Dutil worries the blades will hurl ice across the border, create noise and shadows that could impact his citizens’ health, and devalue their property. In Vermont, vocal opponents have also said that the installation of large turbines severely damages fragile ecosystems and kills wildlife, including birds and bats.
The Derby project’s developer, Encore Redevelopment of Burlington, Vt., has refuted many those concerns on its website, promising the community it has several approaches planned to mitigate effects of the turbines. To date, there is yet to be a definitive study that shows wind turbines to have adverse consequences on the health of community members,” a message on Encore’s website reads.
The proposed towers would be more than three times the height of a backyard model now spinning on the site. Canadian opponents say the looming 425 feet height is just too high for the people who live so close, since Canadian homes sit just on the other side of the street.
“It’s really going to affect the Canadians more than it’ll affect the Americans,” Mayor Dutil said.

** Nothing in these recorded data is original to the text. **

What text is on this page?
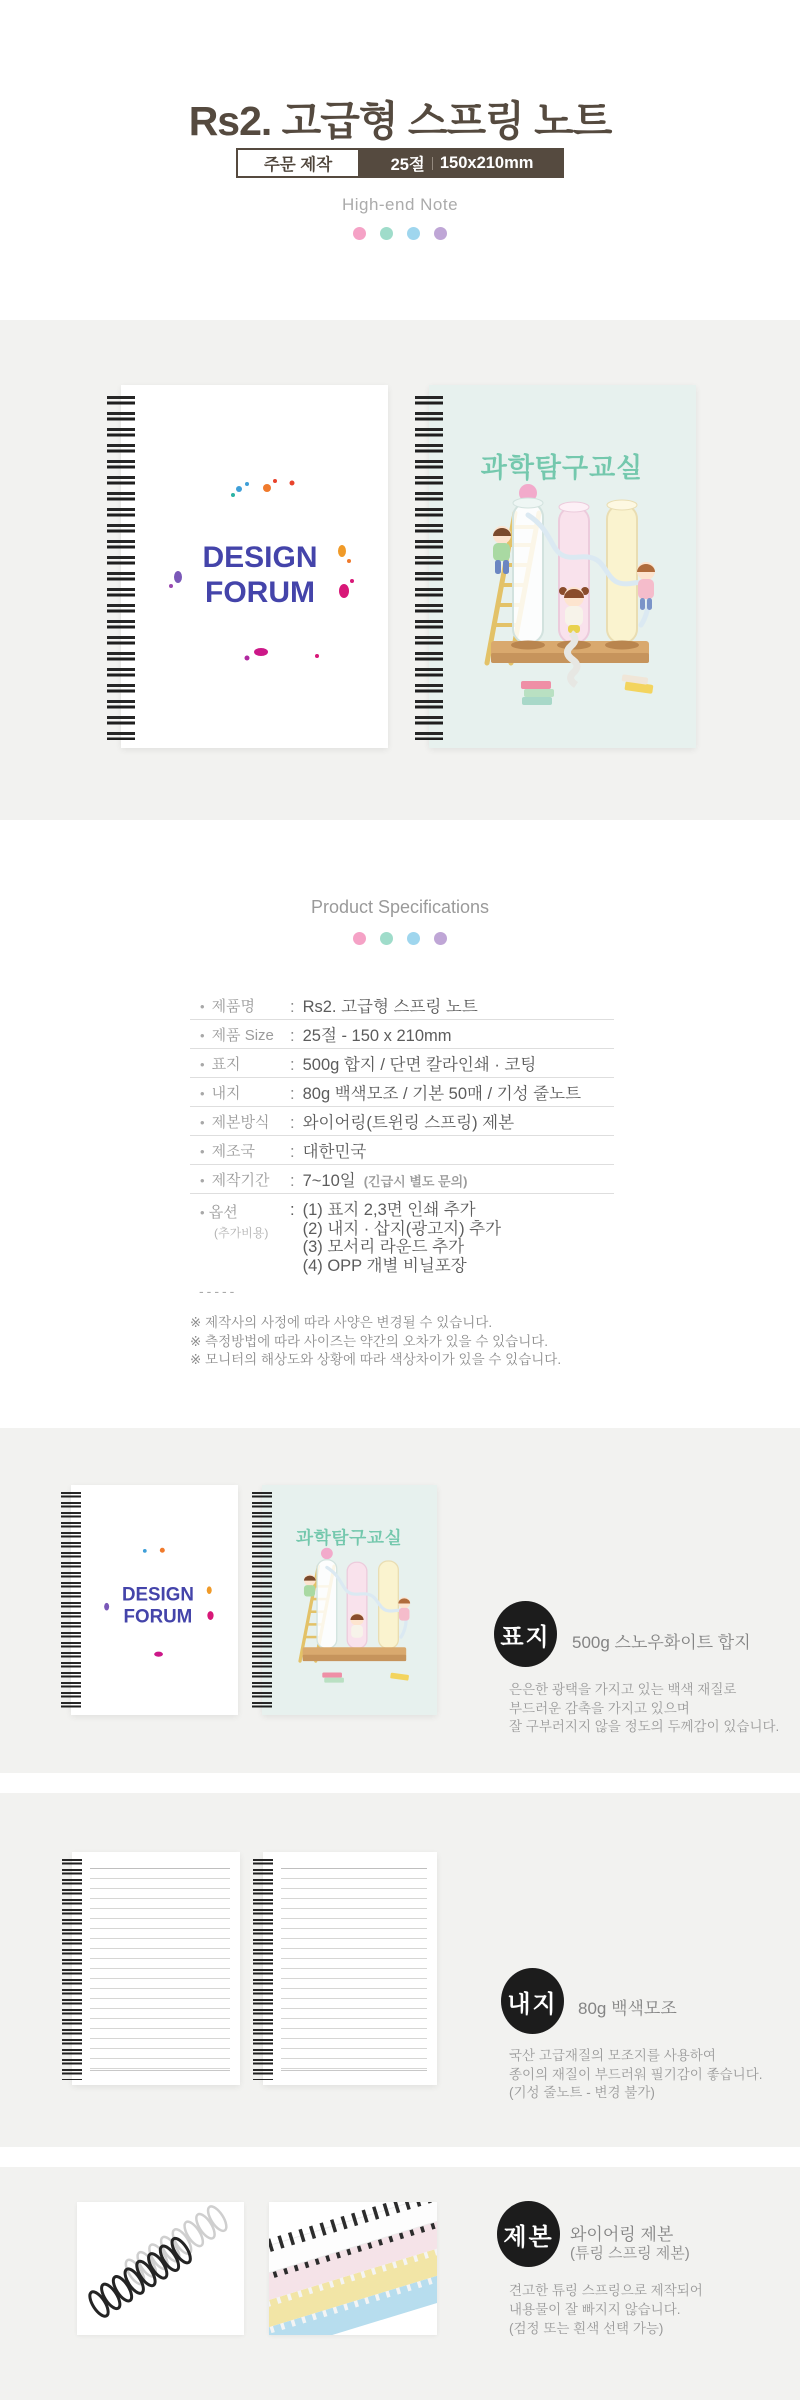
Rs2. 고급형 스프링 노트
주문 제작	25절 150x210mm
High-end Note
DESIGN
FORUM
과학탐구교실
Product Specifications
• 제품명 : Rs2. 고급형 스프링 노트
• 제품 Size : 25절 - 150 x 210mm
• 표지	: 500g 합지 / 단면 칼라인쇄 · 코팅
• 내지	: 80g 백색모조 / 기본 50매 / 기성 줄노트
• 제본방식 : 와이어링(트윈링 스프링) 제본
• 제조국 : 대한민국
• 제작기간 : 7~10일 (긴급시 별도 문의)
• 옵션
(추가비용)
: (1) 표지 2,3면 인쇄 추가
(2) 내지 · 삽지(광고지) 추가
(3) 모서리 라운드 추가
(4) OPP 개별 비닐포장
-----
※ 제작사의 사정에 따라 사양은 변경될 수 있습니다.
※ 측정방법에 따라 사이즈는 약간의 오차가 있을 수 있습니다.
※ 모니터의 해상도와 상황에 따라 색상차이가 있을 수 있습니다.
DESIGN
FORUM
과학탐구교실
표지	500g 스노우화이트 합지
은은한 광택을 가지고 있는 백색 재질로
부드러운 감촉을 가지고 있으며
잘 구부러지지 않을 정도의 두께감이 있습니다.
내지	80g 백색모조
국산 고급재질의 모조지를 사용하여
종이의 재질이 부드러워 필기감이 좋습니다.
(기성 줄노트 - 변경 불가)
제본 와이어링 제본
(튜링 스프링 제본)
견고한 튜링 스프링으로 제작되어
내용물이 잘 빠지지 않습니다.
(검정 또는 흰색 선택 가능)
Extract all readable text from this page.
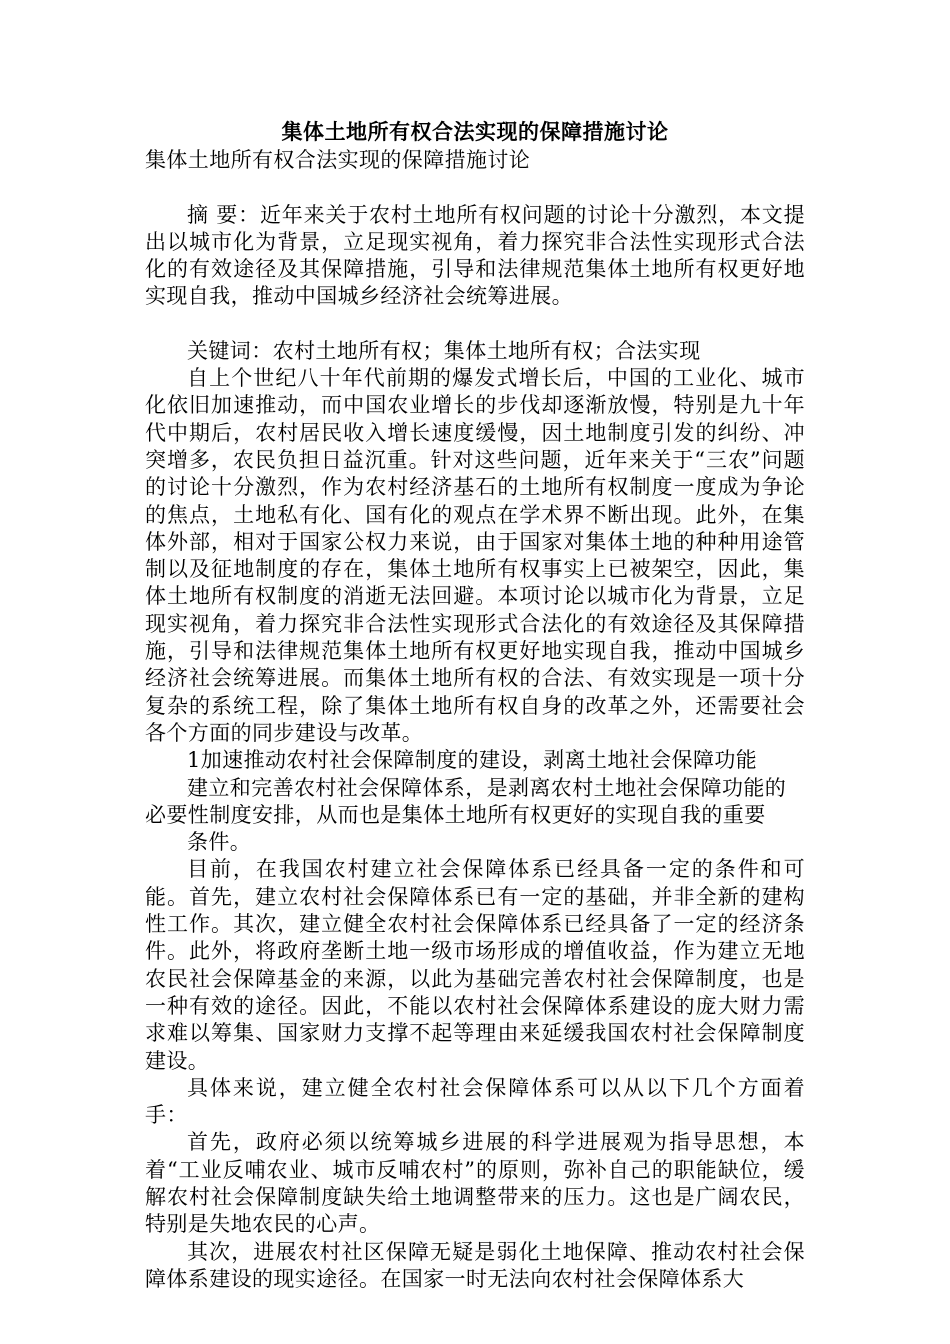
集体土地所有权合法实现的保障措施讨论
集体土地所有权合法实现的保障措施讨论

摘 要：近年来关于农村土地所有权问题的讨论十分激烈，本文提出以城市化为背景，立足现实视角，着力探究非合法性实现形式合法化的有效途径及其保障措施，引导和法律规范集体土地所有权更好地实现自我，推动中国城乡经济社会统筹进展。

关键词：农村土地所有权；集体土地所有权；合法实现

自上个世纪八十年代前期的爆发式增长后，中国的工业化、城市化依旧加速推动，而中国农业增长的步伐却逐渐放慢，特别是九十年代中期后，农村居民收入增长速度缓慢，因土地制度引发的纠纷、冲突增多，农民负担日益沉重。针对这些问题，近年来关于“三农”问题的讨论十分激烈，作为农村经济基石的土地所有权制度一度成为争论的焦点，土地私有化、国有化的观点在学术界不断出现。此外，在集体外部，相对于国家公权力来说，由于国家对集体土地的种种用途管制以及征地制度的存在，集体土地所有权事实上已被架空，因此，集体土地所有权制度的消逝无法回避。本项讨论以城市化为背景，立足现实视角，着力探究非合法性实现形式合法化的有效途径及其保障措施，引导和法律规范集体土地所有权更好地实现自我，推动中国城乡经济社会统筹进展。而集体土地所有权的合法、有效实现是一项十分复杂的系统工程，除了集体土地所有权自身的改革之外，还需要社会各个方面的同步建设与改革。

1加速推动农村社会保障制度的建设，剥离土地社会保障功能

建立和完善农村社会保障体系，是剥离农村土地社会保障功能的必要性制度安排，从而也是集体土地所有权更好的实现自我的重要

条件。

目前，在我国农村建立社会保障体系已经具备一定的条件和可能。首先，建立农村社会保障体系已有一定的基础，并非全新的建构性工作。其次，建立健全农村社会保障体系已经具备了一定的经济条件。此外，将政府垄断土地一级市场形成的增值收益，作为建立无地农民社会保障基金的来源，以此为基础完善农村社会保障制度，也是一种有效的途径。因此，不能以农村社会保障体系建设的庞大财力需求难以筹集、国家财力支撑不起等理由来延缓我国农村社会保障制度建设。

具体来说，建立健全农村社会保障体系可以从以下几个方面着手：

首先，政府必须以统筹城乡进展的科学进展观为指导思想，本着“工业反哺农业、城市反哺农村”的原则，弥补自己的职能缺位，缓解农村社会保障制度缺失给土地调整带来的压力。这也是广阔农民，特别是失地农民的心声。

其次，进展农村社区保障无疑是弱化土地保障、推动农村社会保障体系建设的现实途径。在国家一时无法向农村社会保障体系大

Wind supporters say there’s nothing to worry about. “If I live long enough, I want to build a house up here right next to the wind tower,” said farmer Phil Letourneau. “I don’t worry about it.”
Letourneau owns some of the land the farm would operate on, and hopes an additional third turbine will eventually be added on his property. That turbine has not been applied for through the public oversight process, Letourneau said.
“We have researched it and are very comfortable there won’t be any health issues,” Davis added. “If I thought there were any health issues, I’d be the last person that would be looking at this project.”
Letourneau and Davis expect the wind farm will pay between $75,000 and $100,000 in tax benefits each year for 25 years to its host communities in Vermont. But the state’s Public Service Board still has to rule on the project.
Meanwhile, debate on large wind turbines is now heating up on both sides of the border. Another charge from opponents is the towers are not efficient enough to be practical. Developers and utilities have historically stood by their output, however.
“It’s ugly,” Pierre D’Assy, a resident of Magog, Quebec, said of large towers. “We live with the landscape, too.”
“If you want energy, you have to get it from somewhere,” noted Derby resident Rene Gaudreau, who said he supports the towers as long as they don’t have adverse health impacts on neighbors.
“I think they look neat,” said Judy Nommik of Derby. “But I don’t think any place would have one opinion.”
As for whether Beebe Plain’s drinking water will dry up in the dispute, no one seems to believe it’ll come to that. But the mayor who made the threat wants to make sure Vermont utility regulators don’t forget about Stanstead. “It’s a two-way street,” Dutil said.
Mayor Dutil is helping organize a protest rally Sunday, May 6 at 1 p.m. at the historic Haskell Free Library and Opera House, which also straddles these cross-border communities of Derby and Stanstead. Dutil said at that event, more information about the impacts of the towers will be shared with guests.